Firefighters across the eastern suburbs of Melbourne are hoping for high rainfall during spring, as 12 to 18 months of drought conditions fuel a higher chance of bushfires starting – and the likelihood of an early start to the fire season.
🔥 Past disasters
The scars of the fires that blazed through about 400 hectares of the Dandenong Ranges in January 1997 can still be felt today.
Among the firefighters on the ground was CFA District 13 Assistant Chief Fire Officer David Renkin, who joined the local fire brigade as a junior volunteer at Upwey in 1981.
Some 12 years later, he led teams in battling the 2009 Black Saturday bushfires, which killed 27 people across the Dandenongs alone.
Renkin said with increasing fire risk predicted, communities in the Dandenongs – an area with the highest bushfire risk in the Greater Melbourne region – should expect an earlier start to the fire season during this spring.
“On the right conditions and the wrong day, history shows fire burns very quickly uphill,” he told the Eastern Melburnian.
🛑 Danger in the red
The Australasian Fire And Emergency Services Authorities Council (AFAC) recently released its bushfire outlook for spring, pointing to a “heightened risk of fire” in the eastern suburbs of Melbourne due to an increase in fuel, low rainfall over the last 12 to 18 months and above-average temperatures from September to November.
Renkin said the area was “drier now than it has been for quite some years at this time of year”.
“It would be a great thing to see more rainfall total in the spring period to dampen down some of that risk,” he said.
“If that doesn't eventuate, then it will be a very challenging fire season.”

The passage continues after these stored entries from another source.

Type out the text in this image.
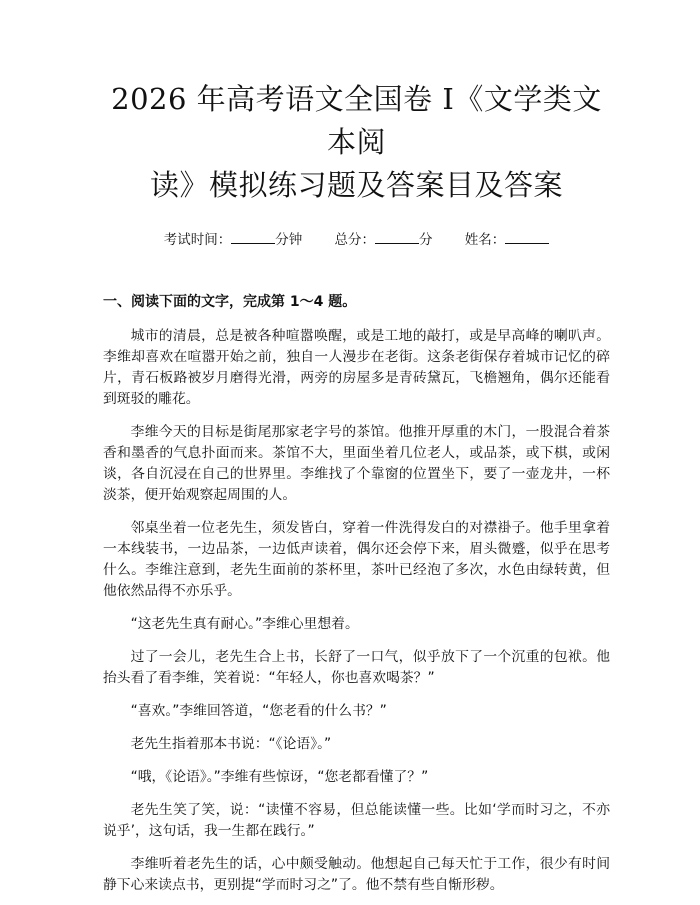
2026 年高考语文全国卷 I《文学类文本阅
读》模拟练习题及答案目及答案
考试时间：	分钟 总分：	分 姓名：
一、阅读下面的文字，完成第 1～4 题。

城市的清晨，总是被各种喧嚣唤醒，或是工地的敲打，或是早高峰的喇叭声。李维却喜欢在喧嚣开始之前，独自一人漫步在老街。这条老街保存着城市记忆的碎片，青石板路被岁月磨得光滑，两旁的房屋多是青砖黛瓦，飞檐翘角，偶尔还能看到斑驳的雕花。

李维今天的目标是街尾那家老字号的茶馆。他推开厚重的木门，一股混合着茶香和墨香的气息扑面而来。茶馆不大，里面坐着几位老人，或品茶，或下棋，或闲谈，各自沉浸在自己的世界里。李维找了个靠窗的位置坐下，要了一壶龙井，一杯淡茶，便开始观察起周围的人。

邻桌坐着一位老先生，须发皆白，穿着一件洗得发白的对襟褂子。他手里拿着一本线装书，一边品茶，一边低声读着，偶尔还会停下来，眉头微蹙，似乎在思考什么。李维注意到，老先生面前的茶杯里，茶叶已经泡了多次，水色由绿转黄，但他依然品得不亦乐乎。

“这老先生真有耐心。”李维心里想着。

过了一会儿，老先生合上书，长舒了一口气，似乎放下了一个沉重的包袱。他抬头看了看李维，笑着说：“年轻人，你也喜欢喝茶？”

“喜欢。”李维回答道，“您老看的什么书？”

老先生指着那本书说：“《论语》。”

“哦，《论语》。”李维有些惊讶，“您老都看懂了？”

老先生笑了笑，说：“读懂不容易，但总能读懂一些。比如‘学而时习之，不亦说乎’，这句话，我一生都在践行。”

李维听着老先生的话，心中颇受触动。他想起自己每天忙于工作，很少有时间静下心来读点书，更别提“学而时习之”了。他不禁有些自惭形秽。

🧑🚒 Hotter, drier conditions lead to more risk
Former CFA manager of research and development, Dr Sarah Harris, co-authored a study in 2021 demonstrating increased temperature, caused by human-induced climate change, as the main driver of heightened fire danger.
“Changes in temperature, humidity and rainfall during spring and early summer mean the fire season will continue to start earlier and run longer,” she said.

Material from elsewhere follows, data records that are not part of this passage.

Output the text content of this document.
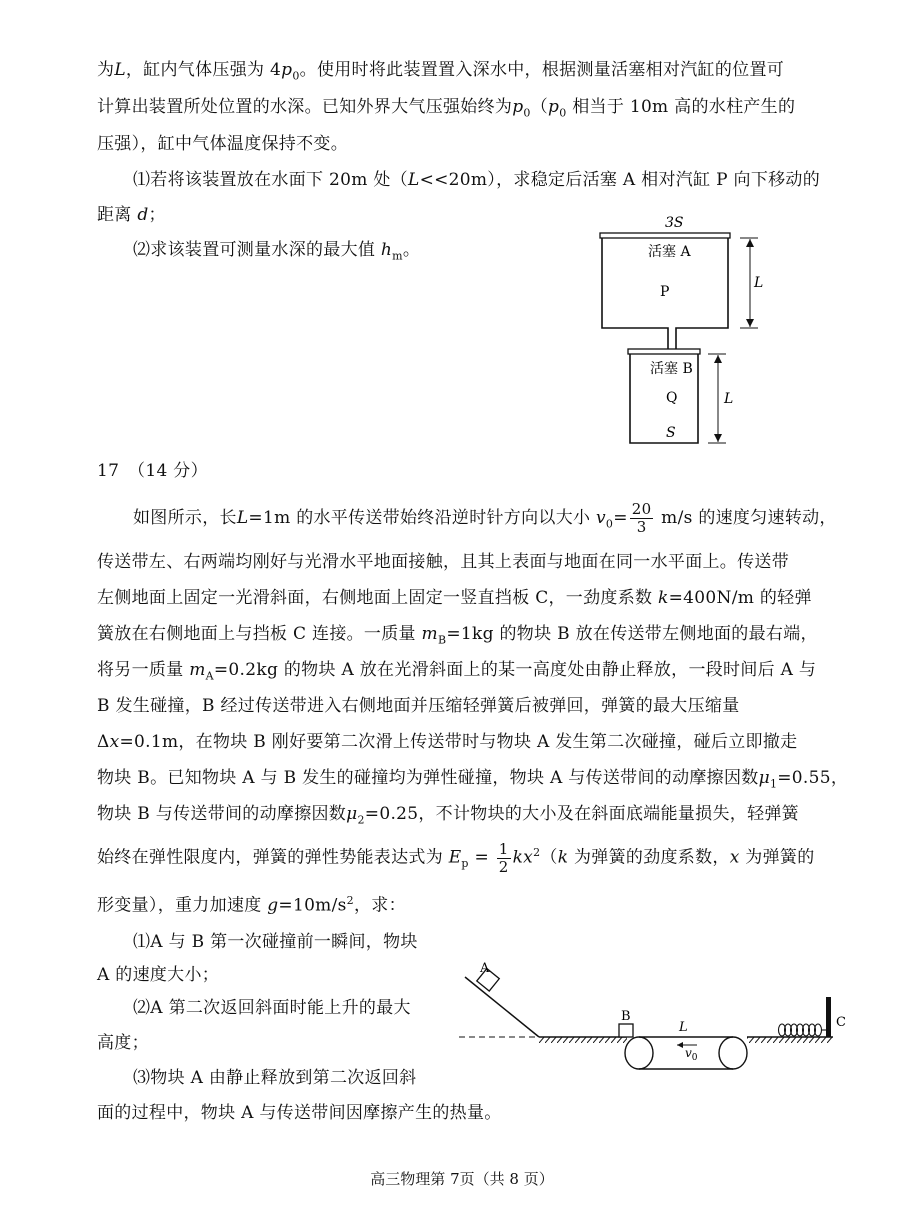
为L，缸内气体压强为 $4p_0$。使用时将此装置置入深水中，根据测量活塞相对汽缸的位置可
计算出装置所处位置的水深。已知外界大气压强始终为$p_0(p_0$ 相当于 10m 高的水柱产生的
压强），缸中气体温度保持不变。
⑴若将该装置放在水面下 20m 处（L<<20m），求稳定后活塞 A 相对汽缸 P 向下移动的
距离 d；
⑵求该装置可测量水深的最大值 $h_m$。
3S
活塞 A
P
L
活塞 B
Q
S
L
17　（14 分）
如图所示，长L=1m 的水平传送带始终沿逆时针方向以大小 $v_0= \frac{20}{3} m/s$ 的速度匀速转动，
传送带左、右两端均刚好与光滑水平地面接触，且其上表面与地面在同一水平面上。传送带
左侧地面上固定一光滑斜面，右侧地面上固定一竖直挡板 C，一劲度系数 k=400N/m 的轻弹
簧放在右侧地面上与挡板 C 连接。一质量 $m_B=1kg$ 的物块 B 放在传送带左侧地面的最右端，
将另一质量 $m_A=0.2kg$ 的物块 A 放在光滑斜面上的某一高度处由静止释放，一段时间后 A 与
B 发生碰撞，B 经过传送带进入右侧地面并压缩轻弹簧后被弹回，弹簧的最大压缩量
Δx=0.1m，在物块 B 刚好要第二次滑上传送带时与物块 A 发生第二次碰撞，碰后立即撤走
物块 B。已知物块 A 与 B 发生的碰撞均为弹性碰撞，物块 A 与传送带间的动摩擦因数$\mu_1=0.55$，
物块 B 与传送带间的动摩擦因数$\mu_2=0.25$，不计物块的大小及在斜面底端能量损失，轻弹簧
始终在弹性限度内，弹簧的弹性势能表达式为 $E_p = \frac{1}{2} kx^2(k$ 为弹簧的劲度系数，x 为弹簧的
形变量），重力加速度 $g=10m/s^2$，求：
⑴A 与 B 第一次碰撞前一瞬间，物块
A 的速度大小；
⑵A 第二次返回斜面时能上升的最大
高度；
⑶物块 A 由静止释放到第二次返回斜
面的过程中，物块 A 与传送带间因摩擦产生的热量。
A
B
L
$v_0$
C
高三物理第 7页（共 8 页）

It’s something researchers and experts have been noting for some time, only becoming increasingly obvious as the years progress.
In 2021, a CSIRO study highlighted the annual area burned by fire across Australia’s forests has been increasing by about 48,000 hectares per year over the last three decades. Fire seasons are moving further into winter and autumn.

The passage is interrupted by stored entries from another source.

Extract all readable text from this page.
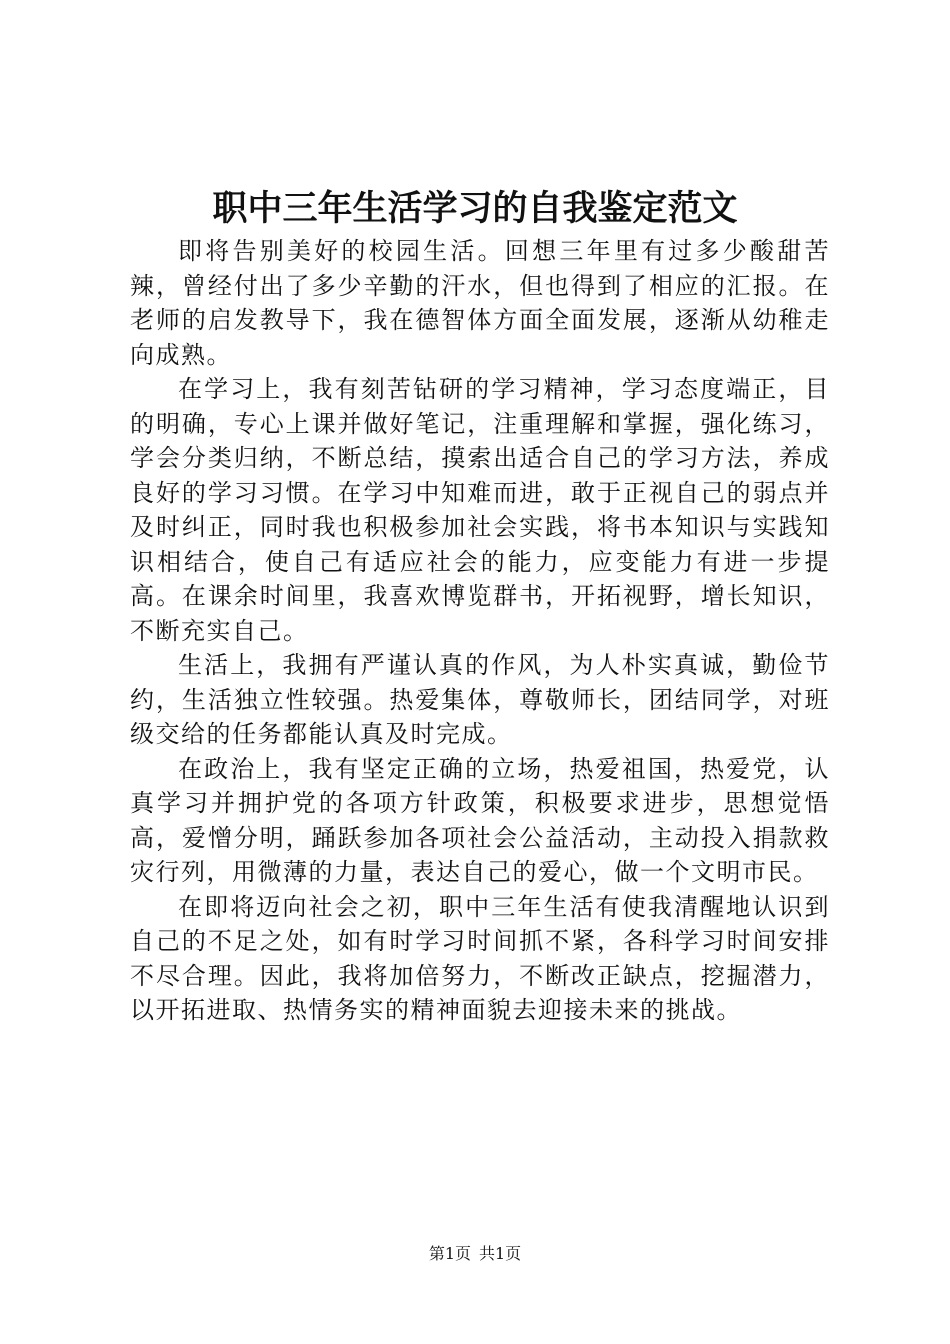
职中三年生活学习的自我鉴定范文

即将告别美好的校园生活。回想三年里有过多少酸甜苦辣，曾经付出了多少辛勤的汗水，但也得到了相应的汇报。在老师的启发教导下，我在德智体方面全面发展，逐渐从幼稚走向成熟。

在学习上，我有刻苦钻研的学习精神，学习态度端正，目的明确，专心上课并做好笔记，注重理解和掌握，强化练习，学会分类归纳，不断总结，摸索出适合自己的学习方法，养成良好的学习习惯。在学习中知难而进，敢于正视自己的弱点并及时纠正，同时我也积极参加社会实践，将书本知识与实践知识相结合，使自己有适应社会的能力，应变能力有进一步提高。在课余时间里，我喜欢博览群书，开拓视野，增长知识，不断充实自己。

生活上，我拥有严谨认真的作风，为人朴实真诚，勤俭节约，生活独立性较强。热爱集体，尊敬师长，团结同学，对班级交给的任务都能认真及时完成。

在政治上，我有坚定正确的立场，热爱祖国，热爱党，认真学习并拥护党的各项方针政策，积极要求进步，思想觉悟高，爱憎分明，踊跃参加各项社会公益活动，主动投入捐款救灾行列，用微薄的力量，表达自己的爱心，做一个文明市民。

在即将迈向社会之初，职中三年生活有使我清醒地认识到自己的不足之处，如有时学习时间抓不紧，各科学习时间安排不尽合理。因此，我将加倍努力，不断改正缺点，挖掘潜力，以开拓进取、热情务实的精神面貌去迎接未来的挑战。

第1页 共1页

And only last year a 2024 State of the Climate report from CSIRO highlighted these shifts, with rising temperatures, altered rainfall patterns and reduced humidity all contributing to harsher fire weather in Victoria.
🏡 Action starts at home
According to the CFA’s latest annual post-season bushfire community survey, 40 percent of Victorians living in bushfire-prone areas had not yet prepared a bushfire plan.
Renkin said he found readiness in communities was often high in the first couple of years following a major fire event, but then “complacency crept back in very quickly”, meaning people often decided to leave too late.
“As we saw in 2009, there were far too many people that unfortunately made that decision (to stay),” he said.
“That decision probably cost them their lives.”